A bunch of the “shock jock” preachers that I talked about earlier made it into sermon illustrations about how “God will cut you down” if you stand in the way of his interests, and so on.
But the church itself didn’t feel that way at all. So they had a special offering one Sunday morning where they talked about the man’s situation, about how he couldn’t pay his medical bills, and they asked their people to reach into their pockets, to see to it that he was able to get the medical attention that he needed.
So they did, and every dime of that man’s hospital bills were paid. Because Jesus has become the “Abel” to our “Cain,” and it turns us into people who love the folks who hate us just as much as we love the folks who love us.
The end of that story is that the guy who was suing them stopped suing them, and he moved to be closer to that church so that he could start going every Sunday and be friends with these folks who decided to be a friend to him while he was trying to be an enemy to them.
Because John says that “Loving with truth and action rather than simply with word or speech” is how we will “know that we belong to the truth.”
And that’s another interesting sentence. You’ll notice that, in verse 19, John doesn’t say, “If you ever doubt your salvation, think back to that time when you walked down the aisle and said the prayer, and take comfort in knowing that reciting the Sinner’s Prayer guaranteed your spot in heaven.”
What he says is, “Look at what God is doing.” “Look at the way that God is molding you into someone who lays down your life for your brothers.” “The eternal life that is residing in you will cause you no longer to hate your brother, but instead to open your eyes to his need.”
Don’t let a “Doomsday-Revival-preacher” bait you into doubting your salvation so that he can pad his numbers when he talks about his “conversion stats.” When your conscience is heavy, and you doubt your salvation, look at God’s faithfulness, not your unfaithfulness.
Because John says that “God is greater than your heart.” He knows you better than you know you. He knows your thoughts, your motives. He knows every evil thing you’ve done and he knows every good thing you’ve done – and he knows the real reasons behind why you’ve done what you’ve done. But if the love of God is changing our hearts so that we love our brothers through actions, rather than just through speech, then we can see the evidence that we are genuinely his children.
For anyone who’s new, or visiting, we do something called the altar call, here. I’m going to stand at the altar in a few minutes, and while we sing I’ll be available to pray with you, or have a conversation with you, or anything.
We have no interest in entertainingly stoking your anger, or baiting you into doubting your salvation and saying the Sinner’s Prayer for the 27th time in your life. If you are a believer in Christ, your sin is already paid for. Your citizenship is already in God’s kingdom.
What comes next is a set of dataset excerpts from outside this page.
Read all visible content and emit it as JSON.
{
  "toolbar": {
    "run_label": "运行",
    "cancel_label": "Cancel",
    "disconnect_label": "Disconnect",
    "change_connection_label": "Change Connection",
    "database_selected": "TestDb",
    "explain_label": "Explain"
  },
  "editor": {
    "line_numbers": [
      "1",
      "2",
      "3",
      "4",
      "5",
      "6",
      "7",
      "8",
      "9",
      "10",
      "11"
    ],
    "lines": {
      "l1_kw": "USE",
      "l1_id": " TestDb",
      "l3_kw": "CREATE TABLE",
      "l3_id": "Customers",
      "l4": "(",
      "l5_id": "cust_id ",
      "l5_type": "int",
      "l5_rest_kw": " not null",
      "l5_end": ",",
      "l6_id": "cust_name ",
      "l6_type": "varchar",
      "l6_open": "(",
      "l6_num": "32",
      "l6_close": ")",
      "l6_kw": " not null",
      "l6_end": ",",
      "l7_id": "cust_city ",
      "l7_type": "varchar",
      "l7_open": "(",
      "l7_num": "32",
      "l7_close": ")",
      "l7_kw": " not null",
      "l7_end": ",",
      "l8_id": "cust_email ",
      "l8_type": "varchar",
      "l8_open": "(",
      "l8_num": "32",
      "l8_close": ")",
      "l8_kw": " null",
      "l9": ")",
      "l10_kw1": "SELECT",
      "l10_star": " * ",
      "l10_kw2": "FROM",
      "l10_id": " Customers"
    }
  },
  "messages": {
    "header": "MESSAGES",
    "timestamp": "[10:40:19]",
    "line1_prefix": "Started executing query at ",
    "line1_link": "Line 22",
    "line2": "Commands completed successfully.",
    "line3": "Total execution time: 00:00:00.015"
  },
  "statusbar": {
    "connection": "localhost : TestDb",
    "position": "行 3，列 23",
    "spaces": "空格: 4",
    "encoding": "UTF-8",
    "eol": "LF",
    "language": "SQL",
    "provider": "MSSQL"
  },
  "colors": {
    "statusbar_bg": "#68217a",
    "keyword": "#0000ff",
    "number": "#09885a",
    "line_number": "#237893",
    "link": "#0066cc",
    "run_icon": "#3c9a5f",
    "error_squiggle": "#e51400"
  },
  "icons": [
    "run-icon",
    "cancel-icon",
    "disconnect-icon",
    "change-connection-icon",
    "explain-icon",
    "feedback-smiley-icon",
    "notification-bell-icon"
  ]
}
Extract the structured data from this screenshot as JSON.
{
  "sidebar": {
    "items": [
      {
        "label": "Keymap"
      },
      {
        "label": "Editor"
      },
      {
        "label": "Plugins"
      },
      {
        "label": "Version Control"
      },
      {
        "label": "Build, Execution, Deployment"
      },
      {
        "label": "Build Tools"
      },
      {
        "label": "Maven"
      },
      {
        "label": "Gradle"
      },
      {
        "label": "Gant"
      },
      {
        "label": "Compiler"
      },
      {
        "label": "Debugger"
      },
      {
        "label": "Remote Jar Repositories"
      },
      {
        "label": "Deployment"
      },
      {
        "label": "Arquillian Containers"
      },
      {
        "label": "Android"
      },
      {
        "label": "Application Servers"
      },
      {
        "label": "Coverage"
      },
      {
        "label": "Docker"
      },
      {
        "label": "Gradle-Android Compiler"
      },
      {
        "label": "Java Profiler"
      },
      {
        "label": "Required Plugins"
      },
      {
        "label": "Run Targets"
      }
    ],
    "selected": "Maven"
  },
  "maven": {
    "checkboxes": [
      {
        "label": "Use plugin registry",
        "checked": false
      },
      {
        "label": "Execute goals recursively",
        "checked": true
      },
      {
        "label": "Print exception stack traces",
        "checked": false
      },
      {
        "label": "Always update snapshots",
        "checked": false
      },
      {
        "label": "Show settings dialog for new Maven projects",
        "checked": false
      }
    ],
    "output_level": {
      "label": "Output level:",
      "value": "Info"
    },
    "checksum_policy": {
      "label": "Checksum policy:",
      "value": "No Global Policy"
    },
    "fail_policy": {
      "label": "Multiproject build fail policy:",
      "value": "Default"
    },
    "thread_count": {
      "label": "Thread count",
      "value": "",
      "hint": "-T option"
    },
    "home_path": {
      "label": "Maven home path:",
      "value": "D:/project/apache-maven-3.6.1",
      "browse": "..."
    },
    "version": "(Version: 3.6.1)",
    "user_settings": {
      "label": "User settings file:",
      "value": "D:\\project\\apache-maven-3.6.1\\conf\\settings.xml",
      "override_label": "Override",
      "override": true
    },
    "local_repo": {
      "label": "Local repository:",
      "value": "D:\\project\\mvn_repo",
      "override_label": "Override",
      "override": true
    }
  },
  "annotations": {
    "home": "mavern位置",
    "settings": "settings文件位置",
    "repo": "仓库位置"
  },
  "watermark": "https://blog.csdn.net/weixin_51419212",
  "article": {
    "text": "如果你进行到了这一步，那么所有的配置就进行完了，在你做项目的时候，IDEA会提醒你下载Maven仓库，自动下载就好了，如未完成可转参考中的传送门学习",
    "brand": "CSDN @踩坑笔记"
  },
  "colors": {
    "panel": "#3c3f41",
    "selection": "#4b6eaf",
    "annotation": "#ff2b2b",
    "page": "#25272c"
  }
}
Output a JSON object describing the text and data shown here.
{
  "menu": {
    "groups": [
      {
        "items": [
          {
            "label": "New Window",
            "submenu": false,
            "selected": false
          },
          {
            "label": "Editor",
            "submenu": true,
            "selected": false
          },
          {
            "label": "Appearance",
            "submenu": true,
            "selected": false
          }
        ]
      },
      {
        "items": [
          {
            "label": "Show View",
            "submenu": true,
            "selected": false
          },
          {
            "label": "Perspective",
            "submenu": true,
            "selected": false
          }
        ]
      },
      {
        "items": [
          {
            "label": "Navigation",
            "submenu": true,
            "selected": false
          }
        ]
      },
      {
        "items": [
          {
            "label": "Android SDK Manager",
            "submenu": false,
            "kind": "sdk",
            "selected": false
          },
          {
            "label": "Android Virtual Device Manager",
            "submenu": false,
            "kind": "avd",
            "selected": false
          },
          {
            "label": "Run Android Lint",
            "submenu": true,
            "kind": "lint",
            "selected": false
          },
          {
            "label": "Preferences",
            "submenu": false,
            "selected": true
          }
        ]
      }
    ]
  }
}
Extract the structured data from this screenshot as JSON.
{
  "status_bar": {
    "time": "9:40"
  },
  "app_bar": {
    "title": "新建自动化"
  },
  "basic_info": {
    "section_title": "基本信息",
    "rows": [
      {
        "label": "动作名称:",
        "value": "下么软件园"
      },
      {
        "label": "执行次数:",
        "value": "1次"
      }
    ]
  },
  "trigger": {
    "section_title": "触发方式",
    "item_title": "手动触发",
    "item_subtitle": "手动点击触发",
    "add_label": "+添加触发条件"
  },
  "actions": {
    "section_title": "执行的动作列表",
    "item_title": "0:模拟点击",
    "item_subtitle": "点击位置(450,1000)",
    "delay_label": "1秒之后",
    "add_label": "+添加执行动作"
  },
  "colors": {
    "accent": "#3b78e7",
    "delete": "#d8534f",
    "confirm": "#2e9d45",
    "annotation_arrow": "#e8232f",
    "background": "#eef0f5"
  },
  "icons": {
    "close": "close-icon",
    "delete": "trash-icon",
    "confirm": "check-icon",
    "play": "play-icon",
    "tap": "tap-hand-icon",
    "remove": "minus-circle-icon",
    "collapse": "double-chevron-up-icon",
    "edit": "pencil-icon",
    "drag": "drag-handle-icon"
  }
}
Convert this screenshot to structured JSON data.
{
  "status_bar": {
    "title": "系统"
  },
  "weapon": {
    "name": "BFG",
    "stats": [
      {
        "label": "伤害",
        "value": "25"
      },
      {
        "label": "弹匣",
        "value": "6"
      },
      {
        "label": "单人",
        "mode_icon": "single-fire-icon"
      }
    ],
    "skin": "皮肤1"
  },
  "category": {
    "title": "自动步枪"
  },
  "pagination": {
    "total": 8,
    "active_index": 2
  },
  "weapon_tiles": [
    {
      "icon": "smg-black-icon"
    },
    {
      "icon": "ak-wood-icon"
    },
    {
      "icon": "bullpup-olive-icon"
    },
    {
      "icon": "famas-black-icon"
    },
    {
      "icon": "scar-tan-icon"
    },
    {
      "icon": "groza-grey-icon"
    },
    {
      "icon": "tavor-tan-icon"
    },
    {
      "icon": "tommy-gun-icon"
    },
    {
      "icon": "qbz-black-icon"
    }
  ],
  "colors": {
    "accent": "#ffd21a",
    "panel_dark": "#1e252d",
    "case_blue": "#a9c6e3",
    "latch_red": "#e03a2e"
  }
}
Jesus has already been the Abel to your Cain and his blood already cries out from the ground with forgiveness instead of condemnation. You are already forgiven. Your role, now, is to obey his commands. To love your brothers and sisters with a love that looks like Jesus.
If you are not a believer in Christ, we want you to be. At Mt. Zion, we believe that the role of every church on planet earth is to spread the gospel into every corner of its city, and you are one of the corners we want to spread the gospel into. We don’t have a bait-and-switch for you. We’re not gonna ease into it. We have no interest in manipulating your emotions so you walk down the aisle ‘cause you’re caught up in the feeling. We want to convert you to Christ.
So as we are singing, you can come talk to me, and I will walk you through the process of throwing yourself on the mercy of Jesus.